Printeronderdelen en functies van het bedieningspaneel
Printeronderdelen
Bedieningspaneel
a. Papiersteun: dient als steun voor het papier in de papiertoevoer.
b. Papiertoevoer: bevat het papier en voert dit in tijdens het afdrukken.
c. Printerkap: beschermt het afdrukmechanisme. Open deze alleen om cartridges te installeren of te vervangen.
d. Klep aan voorzijde: dekt de sleuf voor cd's/dvd's af. Open deze alleen wanneer u op een cd/dvd afdrukt.
e. Lade aan voorzijde: vangt het uitgevoerde papier op.
f. USB-poort voor externe interface: voor aansluiting van de USB-kabel van een digitale camera.
g. Zijgeleiders: houden het papier recht in de papiertoevoer. Schuif de linkerzijgeleider tegen het papier aan.

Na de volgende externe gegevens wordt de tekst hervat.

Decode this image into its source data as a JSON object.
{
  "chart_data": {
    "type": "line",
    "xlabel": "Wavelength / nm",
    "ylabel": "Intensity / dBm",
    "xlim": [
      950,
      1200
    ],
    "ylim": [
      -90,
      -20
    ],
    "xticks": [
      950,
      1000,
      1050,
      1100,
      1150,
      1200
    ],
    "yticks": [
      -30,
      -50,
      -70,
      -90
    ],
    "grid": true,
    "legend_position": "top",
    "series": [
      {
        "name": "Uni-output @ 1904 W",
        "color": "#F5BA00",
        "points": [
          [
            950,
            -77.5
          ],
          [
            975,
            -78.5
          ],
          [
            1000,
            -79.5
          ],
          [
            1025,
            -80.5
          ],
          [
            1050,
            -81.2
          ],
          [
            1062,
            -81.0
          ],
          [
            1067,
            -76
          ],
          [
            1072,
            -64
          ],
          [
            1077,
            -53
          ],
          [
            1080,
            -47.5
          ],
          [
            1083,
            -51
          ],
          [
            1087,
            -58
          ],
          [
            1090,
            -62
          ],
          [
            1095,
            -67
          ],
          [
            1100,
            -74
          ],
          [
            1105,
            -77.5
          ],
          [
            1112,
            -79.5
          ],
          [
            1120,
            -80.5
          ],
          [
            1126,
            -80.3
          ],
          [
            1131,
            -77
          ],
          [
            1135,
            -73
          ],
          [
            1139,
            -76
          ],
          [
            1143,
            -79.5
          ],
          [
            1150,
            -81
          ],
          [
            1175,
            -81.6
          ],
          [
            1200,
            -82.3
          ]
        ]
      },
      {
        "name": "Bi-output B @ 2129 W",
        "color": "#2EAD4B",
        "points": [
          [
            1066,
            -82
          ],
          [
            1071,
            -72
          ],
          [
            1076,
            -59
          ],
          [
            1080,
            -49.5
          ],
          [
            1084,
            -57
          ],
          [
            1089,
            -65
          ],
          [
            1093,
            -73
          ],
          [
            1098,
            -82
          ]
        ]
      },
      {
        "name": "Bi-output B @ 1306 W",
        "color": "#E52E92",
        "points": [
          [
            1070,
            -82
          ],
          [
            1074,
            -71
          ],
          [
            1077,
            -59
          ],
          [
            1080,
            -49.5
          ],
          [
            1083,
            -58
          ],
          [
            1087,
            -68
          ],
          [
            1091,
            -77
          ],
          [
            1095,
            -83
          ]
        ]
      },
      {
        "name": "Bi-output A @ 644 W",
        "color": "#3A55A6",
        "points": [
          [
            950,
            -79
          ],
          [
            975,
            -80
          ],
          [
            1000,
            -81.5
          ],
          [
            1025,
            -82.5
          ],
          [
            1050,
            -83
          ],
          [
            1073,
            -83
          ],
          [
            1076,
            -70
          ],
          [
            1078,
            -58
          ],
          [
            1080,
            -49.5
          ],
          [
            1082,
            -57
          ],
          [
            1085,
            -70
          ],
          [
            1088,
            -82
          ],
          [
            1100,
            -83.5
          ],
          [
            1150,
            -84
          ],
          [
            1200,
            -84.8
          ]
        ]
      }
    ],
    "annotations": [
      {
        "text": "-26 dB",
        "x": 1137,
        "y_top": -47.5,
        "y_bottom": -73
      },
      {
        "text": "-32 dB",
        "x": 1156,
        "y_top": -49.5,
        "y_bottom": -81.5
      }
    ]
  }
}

a. USB-aansluiting: voor aansluiting van de USB-kabel tussen computer en printer.
a. Cartridgekap: schermt de cartridges af. Open deze alleen om cartridges te installeren of te vervangen.
b. Printkop: brengt de inkt op het papier.
c. Bedieningspaneel: met de knoppen en lampjes op het bedieningspaneel bedient u de printer. Raadpleeg het volgende gedeelte voor meer informatie.
d. Cd-/dvd-invoersleuf: voor invoer van het cd-/dvd-hulpstuk in de printer. Gebruik deze alleen wanneer u op een cd/dvd afdrukt.
Knop
|
Functie
|
aan/uit
|
Hiermee zet u de printer aan en uit.
|
inkt
|
Hiermee wordt de printkop verplaatst naar de positie voor het vervangen van de cartridges.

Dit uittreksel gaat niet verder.